Non solo, come ci ha dimostrato Foucault nei decenni scorsi, la pena carceraria si rivela nociva anche per i membri dell’intero sistema sociale che la invoca. Sotto la lente di ingrandimento di Umberto Curi essa si dimostra irrazionale, incapace di produrre gli effetti che intende perseguire: un germe di irrazionalità all’interno di un sistema giuridico che si vorrebbe invece razionale e conseguente. Se interrogati sul senso della pena, spesso si fa appello alla categoria del merito: il reo merita la pena perché trasgressore di una specie di contratto, proprio come nell’antico rapporto fra un debitore e il suo creditore per cui quest’ultimo poteva rifarsi sul corpo del debitore insolvente. La possibilità di infliggere un dolore rappresentava allora un godimento che retribuiva il creditore pur non risarcendolo della perdita, precisamente come fa oggi la privazione della libertà o della vita. Lo squilibrio provocato dalla trasgressione rimane invece intatto: dove risiederebbe quindi la razionalità della pena?
Vi sarebbe infatti un barlume di razionalità se la pena riuscisse a cancellare il reato, a far come se non ci fosse mai stato e a reintegrare l’ordine universale. Si tratta di una pretesa dalla chiara origine mitico- religiosa, che tuttavia la religione cristiana ha abbandonato in favore della prospettiva della misericordia, mentre viene assunta con tutti i suoi paradossi da una illusoria concezione rieducativa della pena, che fa dello Stato il depositario di valori, obiettivi e universali cui ricondurre il reo.
Uscendo da un dibattito tutto giocato dentro simili paradossi, l’analisi di Curi permette di prendere coscienza che il nostro di- ritto replica, solo ammodernandola e ricoprendola di una patina quasi umana, la logica della vendetta, ossia una logica capace di offrire un fugace e superficiale appagamento, ma del tutto impotente rispetto a quel senso di giustizia e di buona relazione che si muove nel profondo del vivere civile. Mettendo in luce la logica intima della pena, la proposta cautamente, ma acutamente, elaborata da Curi muove verso una definizione riparativa della giustizia: una prospettiva che superi la logica del castigo, e che rimetta in primo piano le figure in carne e ossa del reo e della vittima, considerandole come me mbri di una comunità, e impegnando il colpevole nella profonda e volontaria ricerca di soluzioni al conflitto, allo scopo di favorire la riparazione del danno e la riconciliazione delle parti.

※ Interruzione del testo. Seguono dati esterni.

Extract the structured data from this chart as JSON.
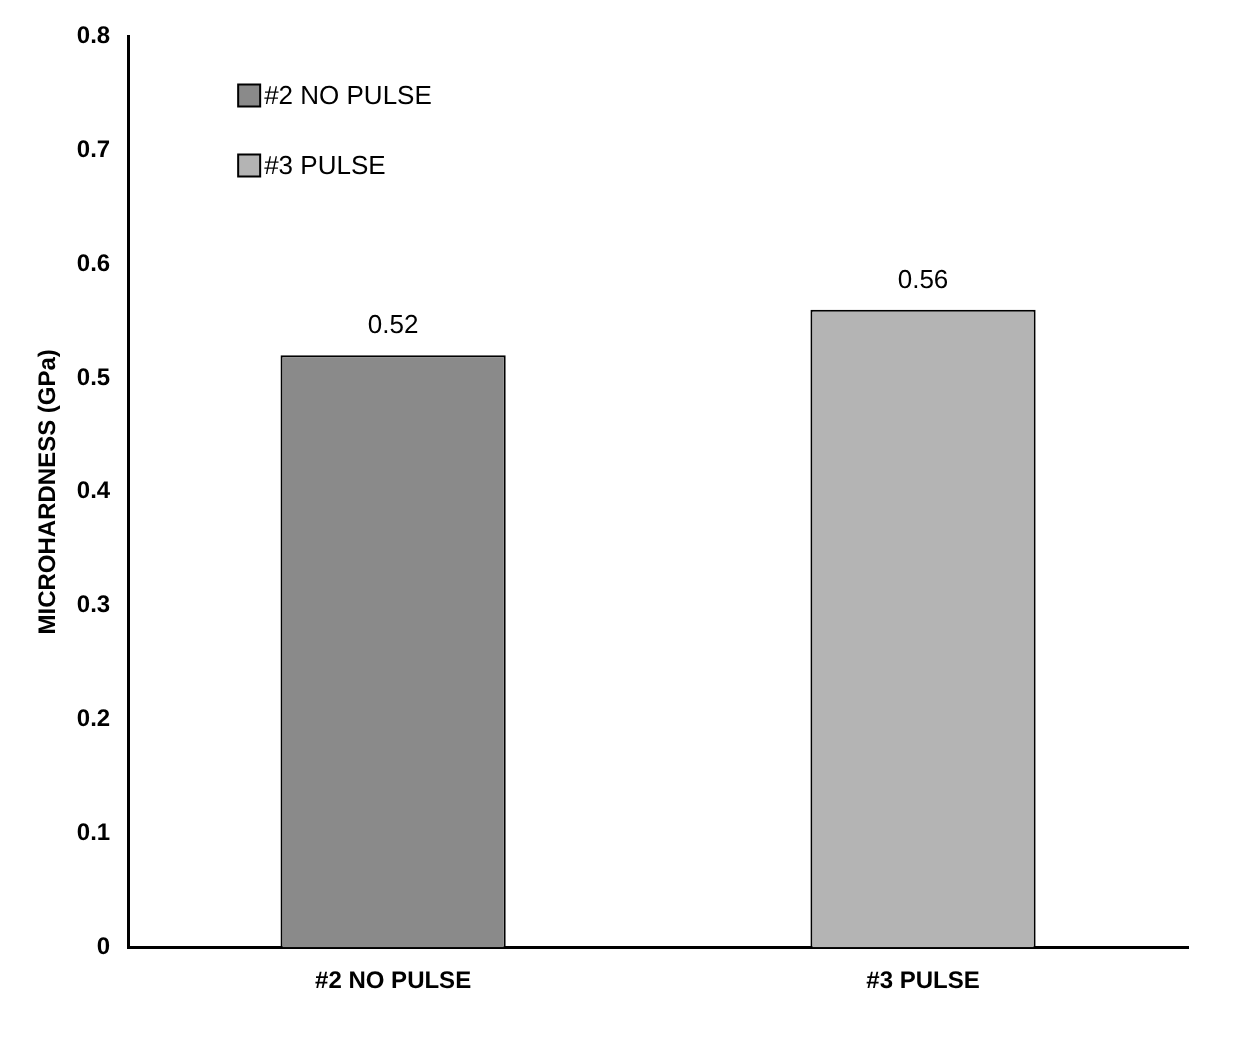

Si tratta di una proposta impegnativa e, per i meno ottimisti, perfino utopica; e tuttavia non mancano esempi e sperimentazioni in questo senso, volti cioè alla ricostruzione delle relazioni, al reinserimento anche di quegli individui più fragili che nel sistema attuale subiscono solo emarginazione, sospetto e odio, rimanendo incastrati in una coazione a ripetere i loro errori.